We still had an old SAAB. Paul went to the basement to retrieve a bald tire. Planning to wedge it between the SAAB and the van to push the van up the driveway. He placed it in the back seat.
Before getting into the passenger side, I touched the tire.
“Why did you do that?” he asked.
“I don’t know,” I said honestly—and got into the car.
We drove down the driveway and parked, ready to position the tire between the two vehicles.
The tire was gone.
There was no place it could have rolled. Still, Paul walked the area for over an hour, increasingly upset, searching everywhere it might have landed.
I stayed calm.
“Science doesn’t have every answer,” I said. “It keeps learning. It isn’t absolute.”
This didn’t go over well. Paul was a chemist. He trusted what could be measured. I’d always felt that everything was potentially possible, even if improbable.
We called the owner of the van to ask if there was some kind of trap door underneath.
There wasn’t.
The tire was never found.
Two years after that, my daughter, my son, and I went shopping at a local store. As we walked out of the store there was a small orange car parked directly in front of us, right by the door.
I glanced inside.
The interior was wood—burled wood, the kind you’d see in a Rolls-Royce. I knew wood. My father loved carpentry and taught me how to recognize it. There was no license plate.
We walked around the car and took a few steps toward our own vehicle.
Then, instinctively, I turned around.
The car was gone.
I didn’t say a word. I asked my children if they’d noticed anything unusual. They just looked at me—they hadn’t turned back at all.
Later that evening, after settling them in, I got into my car and drove about ten minutes to Ossining, New York, to see Dr. Andrija Puharich.
Andrija was a parapsychologist known for bringing Uri Geller to the United States, and for working with Peter Hurkos and Ingo Swann. Aldous Huxley had helped him build a Faraday cage for experiments. He studied everything from shamanism to Tesla’s work, and we knew each other well. He had invited me to attend his Monday night physics classes as a guest and to work with him and Marcel Vogel.

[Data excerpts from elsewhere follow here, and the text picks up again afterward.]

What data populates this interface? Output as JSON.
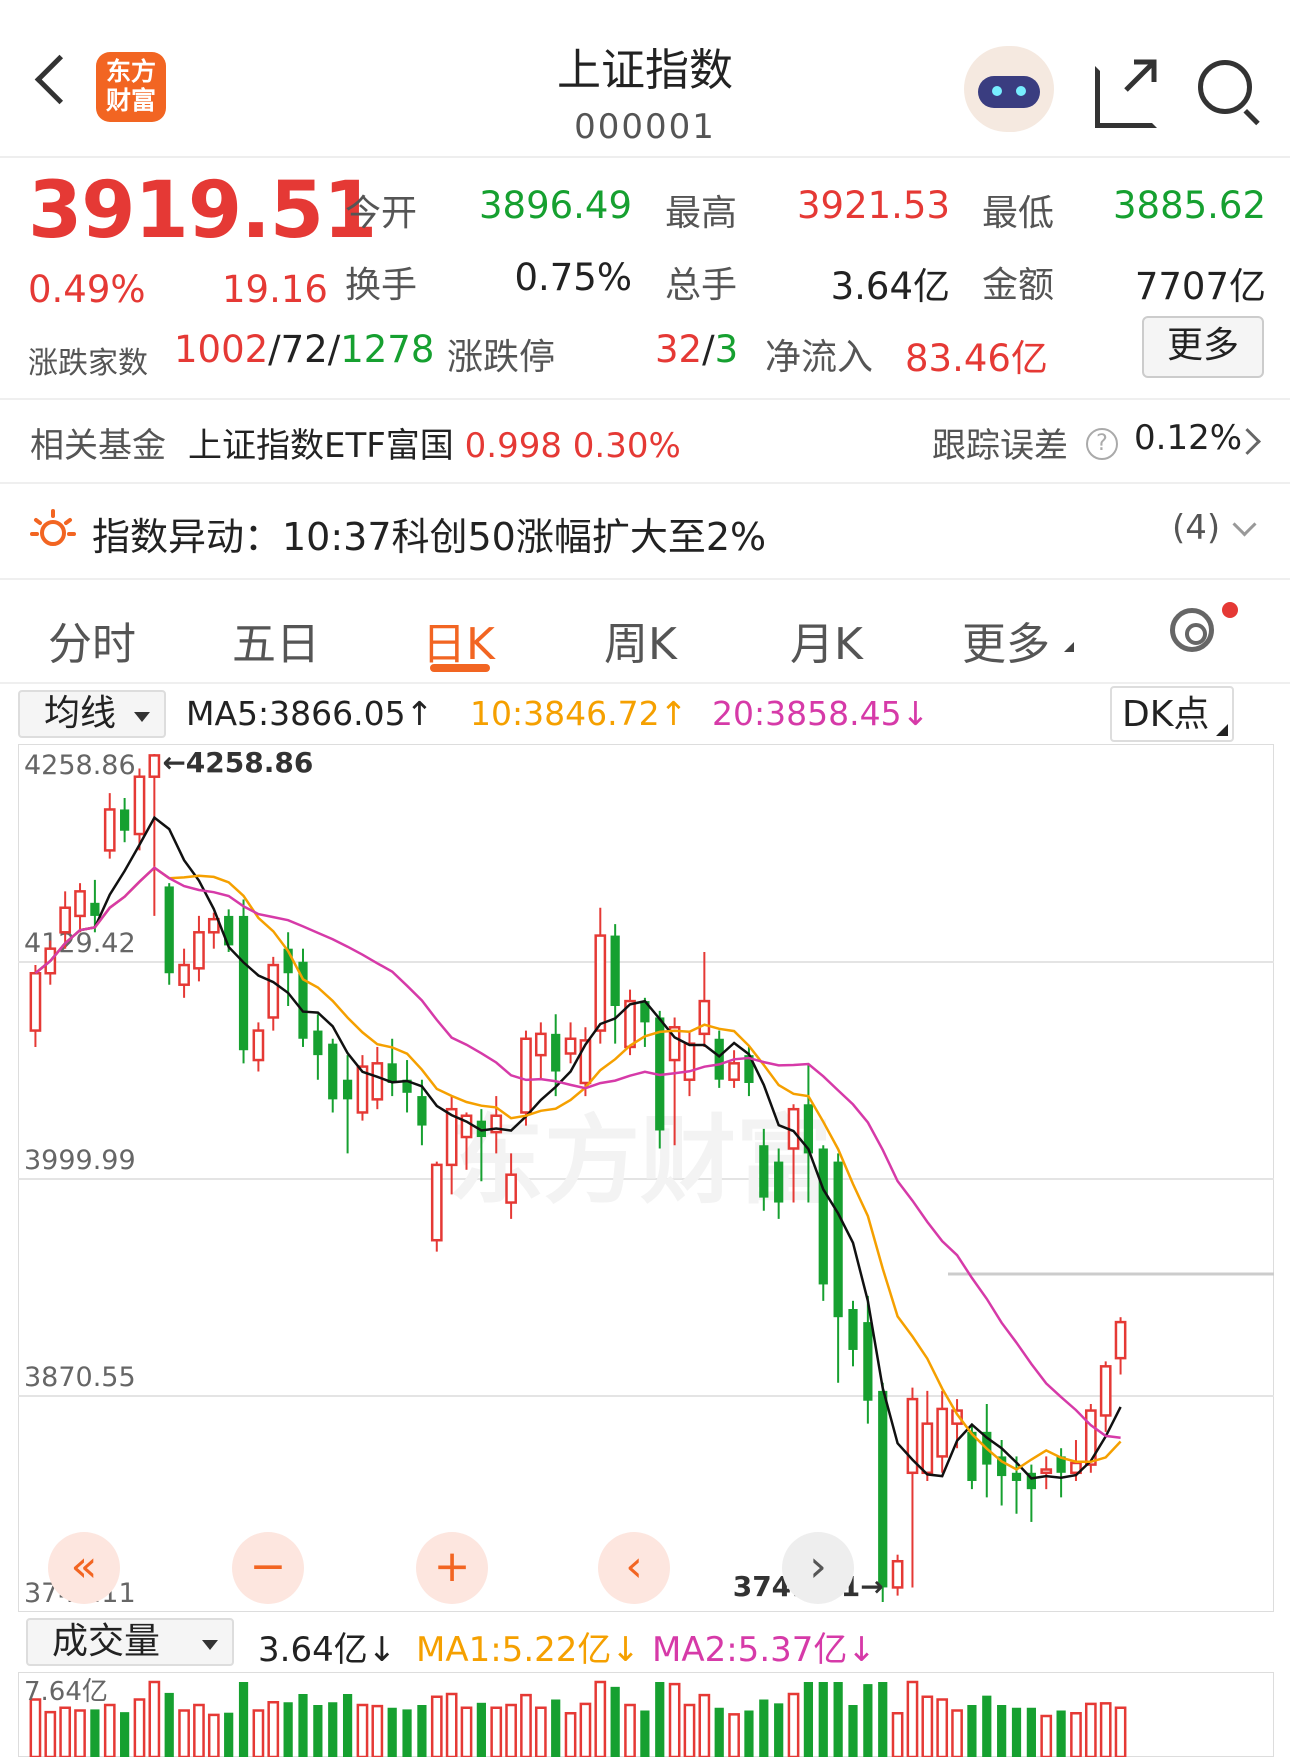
{
  "header": {
    "logo_line1": "东方",
    "logo_line2": "财富",
    "title": "上证指数",
    "code": "000001"
  },
  "quote": {
    "price": "3919.51",
    "change_pct": "0.49%",
    "change": "19.16",
    "open_label": "今开",
    "open": "3896.49",
    "high_label": "最高",
    "high": "3921.53",
    "low_label": "最低",
    "low": "3885.62",
    "turnover_label": "换手",
    "turnover": "0.75%",
    "volume_label": "总手",
    "volume": "3.64亿",
    "amount_label": "金额",
    "amount": "7707亿",
    "breadth_label": "涨跌家数",
    "breadth_up": "1002",
    "breadth_flat": "72",
    "breadth_down": "1278",
    "limit_label": "涨跌停",
    "limit_up": "32",
    "limit_down": "3",
    "netflow_label": "净流入",
    "netflow": "83.46亿",
    "more_label": "更多"
  },
  "fund": {
    "label": "相关基金",
    "name": "上证指数ETF富国",
    "price": "0.998",
    "pct": "0.30%",
    "track_label": "跟踪误差",
    "track_value": "0.12%"
  },
  "alert": {
    "text": "指数异动：10:37科创50涨幅扩大至2%",
    "count": "(4)"
  },
  "tabs": [
    {
      "label": "分时"
    },
    {
      "label": "五日"
    },
    {
      "label": "日K"
    },
    {
      "label": "周K"
    },
    {
      "label": "月K"
    },
    {
      "label": "更多"
    }
  ],
  "ma_bar": {
    "select": "均线",
    "ma5": "MA5:3866.05↑",
    "ma10": "10:3846.72↑",
    "ma20": "20:3858.45↓",
    "dk": "DK点"
  },
  "volume_bar": {
    "select": "成交量",
    "vol": "3.64亿↓",
    "ma1": "MA1:5.22亿↓",
    "ma2": "MA2:5.37亿↓",
    "axis_top": "7.64亿"
  },
  "chart_data": {
    "type": "candlestick",
    "y_ticks": [
      "4258.86",
      "4129.42",
      "3999.99",
      "3870.55",
      "3741.11"
    ],
    "ylim": [
      3741.11,
      4258.86
    ],
    "max_label": "4258.86",
    "min_label": "3741.11",
    "colors": {
      "up": "#e53935",
      "down": "#16a030",
      "ma5": "#111111",
      "ma10": "#f5a000",
      "ma20": "#d63aa8"
    },
    "candles": [
      [
        4090,
        4125,
        4080,
        4130
      ],
      [
        4125,
        4140,
        4118,
        4145
      ],
      [
        4150,
        4165,
        4140,
        4175
      ],
      [
        4160,
        4175,
        4150,
        4180
      ],
      [
        4168,
        4160,
        4150,
        4182
      ],
      [
        4200,
        4225,
        4195,
        4235
      ],
      [
        4225,
        4212,
        4205,
        4232
      ],
      [
        4210,
        4245,
        4200,
        4250
      ],
      [
        4245,
        4258,
        4160,
        4258.86
      ],
      [
        4178,
        4125,
        4118,
        4180
      ],
      [
        4118,
        4130,
        4110,
        4140
      ],
      [
        4128,
        4150,
        4120,
        4160
      ],
      [
        4150,
        4158,
        4140,
        4162
      ],
      [
        4160,
        4142,
        4138,
        4164
      ],
      [
        4160,
        4078,
        4070,
        4170
      ],
      [
        4072,
        4090,
        4065,
        4095
      ],
      [
        4098,
        4130,
        4090,
        4135
      ],
      [
        4140,
        4125,
        4105,
        4150
      ],
      [
        4132,
        4085,
        4080,
        4140
      ],
      [
        4090,
        4075,
        4060,
        4100
      ],
      [
        4082,
        4048,
        4040,
        4085
      ],
      [
        4060,
        4048,
        4015,
        4075
      ],
      [
        4040,
        4068,
        4035,
        4075
      ],
      [
        4048,
        4070,
        4042,
        4080
      ],
      [
        4070,
        4058,
        4050,
        4085
      ],
      [
        4060,
        4052,
        4040,
        4072
      ],
      [
        4050,
        4032,
        4020,
        4060
      ],
      [
        3962,
        4008,
        3955,
        4010
      ],
      [
        4008,
        4042,
        3990,
        4050
      ],
      [
        4025,
        4038,
        4005,
        4040
      ],
      [
        4035,
        4025,
        3998,
        4042
      ],
      [
        4028,
        4038,
        4015,
        4050
      ],
      [
        3985,
        4002,
        3975,
        4015
      ],
      [
        4040,
        4085,
        4032,
        4090
      ],
      [
        4075,
        4088,
        4060,
        4095
      ],
      [
        4088,
        4065,
        4050,
        4100
      ],
      [
        4076,
        4085,
        4070,
        4095
      ],
      [
        4058,
        4084,
        4050,
        4092
      ],
      [
        4090,
        4148,
        4082,
        4165
      ],
      [
        4148,
        4105,
        4082,
        4155
      ],
      [
        4080,
        4108,
        4075,
        4115
      ],
      [
        4108,
        4095,
        4080,
        4110
      ],
      [
        4098,
        4029,
        4018,
        4102
      ],
      [
        4072,
        4092,
        4020,
        4098
      ],
      [
        4060,
        4082,
        4050,
        4090
      ],
      [
        4088,
        4108,
        4080,
        4138
      ],
      [
        4085,
        4060,
        4055,
        4090
      ],
      [
        4060,
        4070,
        4055,
        4078
      ],
      [
        4075,
        4058,
        4050,
        4080
      ],
      [
        4020,
        3988,
        3980,
        4030
      ],
      [
        4010,
        3985,
        3975,
        4018
      ],
      [
        4018,
        4042,
        3985,
        4045
      ],
      [
        4045,
        4015,
        3985,
        4070
      ],
      [
        4018,
        3935,
        3925,
        4020
      ],
      [
        4010,
        3915,
        3875,
        4015
      ],
      [
        3920,
        3895,
        3885,
        3925
      ],
      [
        3912,
        3864,
        3850,
        3928
      ],
      [
        3870,
        3750,
        3741.11,
        3875
      ],
      [
        3750,
        3766,
        3745,
        3770
      ],
      [
        3820,
        3865,
        3750,
        3872
      ],
      [
        3820,
        3850,
        3815,
        3870
      ],
      [
        3830,
        3859,
        3820,
        3870
      ],
      [
        3850,
        3858,
        3835,
        3865
      ],
      [
        3845,
        3815,
        3810,
        3850
      ],
      [
        3845,
        3825,
        3805,
        3862
      ],
      [
        3830,
        3818,
        3800,
        3840
      ],
      [
        3820,
        3815,
        3795,
        3830
      ],
      [
        3820,
        3810,
        3790,
        3825
      ],
      [
        3820,
        3822,
        3810,
        3830
      ],
      [
        3830,
        3820,
        3805,
        3835
      ],
      [
        3820,
        3826,
        3815,
        3840
      ],
      [
        3825,
        3858,
        3820,
        3862
      ],
      [
        3855,
        3885,
        3845,
        3888
      ],
      [
        3890,
        3912,
        3880,
        3915
      ]
    ]
  }
}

I told him exactly what had happened.
He shrugged. “That was a mini Rolls-Royce.”
“That’s their way of proving to you that apport (disappear and reappear elsewhere) are real,” he said.
At the time, he had a barrel of objects he claimed had been apported from Israel, brought over by Uri Geller, who had left items behind when he came to the U.S.
That was that.
I’ve never told this story to convince anyone of anything. I don’t need it to be proven. What matters to me is what it invites us to consider.
We don’t have answers for everything. And maybe we’re not meant to.
The mystery of the universe is the biggest question we’ll ever face—and it has layers right here on Earth. I find that idea delightful. Life becomes far more interesting when we leave room for yeah… maybe. When we allow curiosity alongside knowledge. When we don’t lock ourselves into routines of certainty.
Seriousness has its place.
But so does playfulness.
And wonder—especially wonder—keeps doors open.
A Moment to Wonder
Life doesn’t need to be fully explained to be deeply interesting.
Sometimes curiosity is enough.
Question for you:
What’s one experience in your life that still makes you say, “Well… maybe”?